Every merge to
master runs through multiple automated security gates. Every dependency is scanned on every build. Every surfaced vulnerability has a defined SLA for remediation.Static application security testing (SAST)
| Tool | What it scans | Blocking? |
|---|---|---|
| Brakeman | Rails source for SQL injection, XSS, mass assignment, command injection, unsafe redirects, open redirects | Yes — medium+ severity blocks merge |
| ESLint (security plugins) | JavaScript/TypeScript for unsafe patterns | Yes |
| gitleaks | All commits for hardcoded secrets | Yes |
| Trivy (config mode) | Terraform for infrastructure misconfigurations | Yes — medium+ severity |
Dependency scanning
| Tool | Ecosystem | Blocking? |
|---|---|---|
| bundler-audit | Ruby gems (ruby-advisory-db) | Yes |
| npm audit | Node packages | Yes on high+ |
| Dependabot | Auto-PRs for dependency updates, auto-merged on patch/minor if CI passes | — |
| license_finder | License compliance for both Ruby and Node | Yes |
Secret scanning
- gitleaks runs on every commit.
- GitHub secret scanning enabled organization-wide (catches known secret formats pushed to any branch).
- Any secret found in git history triggers immediate rotation and incident logging.
Infrastructure scanning
- Trivy (config scan mode) runs against every Terraform change.
- GCP Security Command Center aggregates findings from GCP-native scanners (Container Analysis, Web Security Scanner — planned).
Vulnerability disclosure and remediation SLAs
| Severity | Example | SLA to mitigate |
|---|---|---|
| Critical (CVSS ≥ 9.0) | RCE, authentication bypass, public PHI exposure | 24 hours |
| High (CVSS 7.0–8.9) | Privilege escalation, session fixation | 7 days |
| Medium (CVSS 4.0–6.9) | Stored XSS, CSRF in low-risk flow | 30 days |
| Low (CVSS < 4.0) | Information disclosure in non-PHI endpoint | 90 days |
Coordinated disclosure
Security researchers: see the vulnerability submission process on Incident response or email security@denialbase.com.Current gaps — honest status
No DAST (dynamic testing) in CI
No DAST (dynamic testing) in CI
We run SAST on every merge but no automated dynamic scanner exercises the running app.

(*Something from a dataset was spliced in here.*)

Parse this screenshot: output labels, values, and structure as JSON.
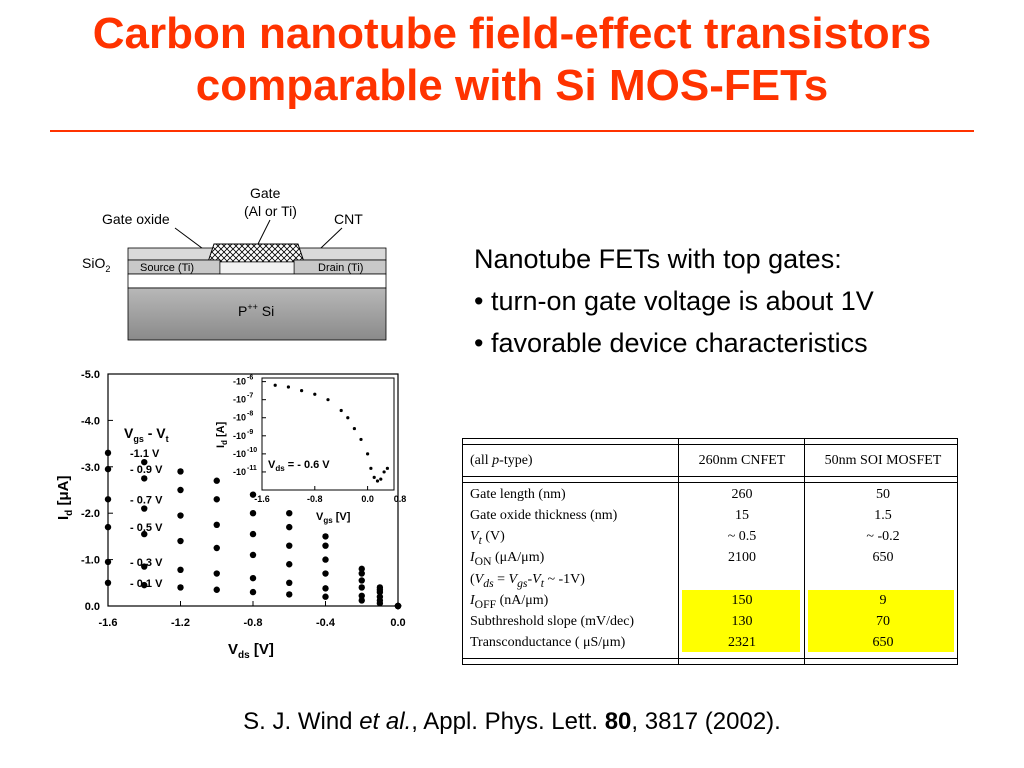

The planned third-party pentest (Q3 2026) will include dynamic testing.
No bug bounty program yet
No bug bounty program yet
We credit researchers and coordinate disclosure, but don’t currently pay bounties. Planned after our first pentest cycle completes.
No runtime application self-protection (RASP)
No runtime application self-protection (RASP)
Relying on Cloud Armor WAF at the edge + application rate limiting. A RASP layer would provide additional depth but isn’t on the near-term roadmap.